I hear you. I think I am somewhere in between. I do not dwell on what has happened as much. I do not think about ways to have him suffer or pay. I do feel in many ways I’ve let go of him. But if the universe is going to send suffering his way, then I’m grateful to it. Maybe I still have a long way to go, but at least it feels like I’ve come a long way.

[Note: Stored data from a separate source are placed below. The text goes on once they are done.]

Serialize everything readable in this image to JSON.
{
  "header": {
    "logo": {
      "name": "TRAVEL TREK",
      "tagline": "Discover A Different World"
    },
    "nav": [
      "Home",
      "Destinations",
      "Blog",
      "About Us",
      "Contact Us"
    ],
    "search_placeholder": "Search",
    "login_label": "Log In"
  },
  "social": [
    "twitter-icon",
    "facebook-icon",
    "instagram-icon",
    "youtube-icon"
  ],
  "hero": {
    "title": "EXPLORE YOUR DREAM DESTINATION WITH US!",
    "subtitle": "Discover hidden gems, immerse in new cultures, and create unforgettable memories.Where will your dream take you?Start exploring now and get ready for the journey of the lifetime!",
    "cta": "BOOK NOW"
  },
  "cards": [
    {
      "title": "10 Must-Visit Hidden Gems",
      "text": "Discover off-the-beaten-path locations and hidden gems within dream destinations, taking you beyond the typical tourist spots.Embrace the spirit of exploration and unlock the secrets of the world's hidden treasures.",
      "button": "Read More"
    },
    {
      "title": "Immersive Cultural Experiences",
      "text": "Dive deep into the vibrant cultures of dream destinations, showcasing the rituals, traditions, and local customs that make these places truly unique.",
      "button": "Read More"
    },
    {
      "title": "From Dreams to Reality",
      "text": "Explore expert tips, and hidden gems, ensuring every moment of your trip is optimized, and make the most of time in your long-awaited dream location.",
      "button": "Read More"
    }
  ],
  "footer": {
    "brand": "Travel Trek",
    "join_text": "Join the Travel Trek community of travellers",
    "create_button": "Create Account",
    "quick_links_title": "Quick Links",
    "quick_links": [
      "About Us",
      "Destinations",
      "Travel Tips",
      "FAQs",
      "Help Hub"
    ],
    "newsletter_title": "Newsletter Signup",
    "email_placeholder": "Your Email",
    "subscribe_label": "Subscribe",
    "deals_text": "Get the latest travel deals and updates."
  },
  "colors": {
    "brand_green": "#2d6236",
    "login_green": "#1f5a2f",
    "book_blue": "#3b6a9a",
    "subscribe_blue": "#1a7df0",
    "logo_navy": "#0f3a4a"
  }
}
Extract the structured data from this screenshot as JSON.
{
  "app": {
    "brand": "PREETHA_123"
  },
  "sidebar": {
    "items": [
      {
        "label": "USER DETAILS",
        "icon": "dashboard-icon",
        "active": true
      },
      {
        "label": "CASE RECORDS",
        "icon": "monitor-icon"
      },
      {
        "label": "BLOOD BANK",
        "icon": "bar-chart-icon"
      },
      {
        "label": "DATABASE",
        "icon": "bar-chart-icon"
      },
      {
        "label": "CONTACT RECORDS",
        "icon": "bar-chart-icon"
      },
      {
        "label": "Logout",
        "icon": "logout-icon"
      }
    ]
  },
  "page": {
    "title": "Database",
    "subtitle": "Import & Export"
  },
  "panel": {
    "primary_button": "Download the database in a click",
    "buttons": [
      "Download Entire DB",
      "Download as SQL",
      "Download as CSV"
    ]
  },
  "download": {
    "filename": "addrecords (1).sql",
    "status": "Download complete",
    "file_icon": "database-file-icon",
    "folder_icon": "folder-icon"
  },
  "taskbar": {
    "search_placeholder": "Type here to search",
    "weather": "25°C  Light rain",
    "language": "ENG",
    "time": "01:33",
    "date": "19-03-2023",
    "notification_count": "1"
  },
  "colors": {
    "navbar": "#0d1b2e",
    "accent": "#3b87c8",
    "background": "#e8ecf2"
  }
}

What is more on my mind is the loss of my life. You know, the life that was the “plan” and where I thought it was going. There is some excitement in reinvention, but there is also a lot of frustration at having to begin anew and knowing that some of the things I was excited about are not going to happen. But I’m doing my best to embrace it and count my moments of gratitude each day. I think it will get even easier now that the pandemic is slowing and life is happening again. It was very hard to move forward when isolated and stuck alone. Traveling and new experiences are a big part of that discovery for me, so I am grateful for being able to do that right now.
It’s good to pop in on this board and see that you are still here…and I think your new role suits you well. You definitely have been a big part of my journey and your advice has meant so much to me. Thank you for stopping by with more support.
El
Me 52, H 56 T10 M7, 2nd MR for both 2 Step Sons (19 and 21) BD: Fall 2020 D finalized: July 2022 XH Married AP soon after D day.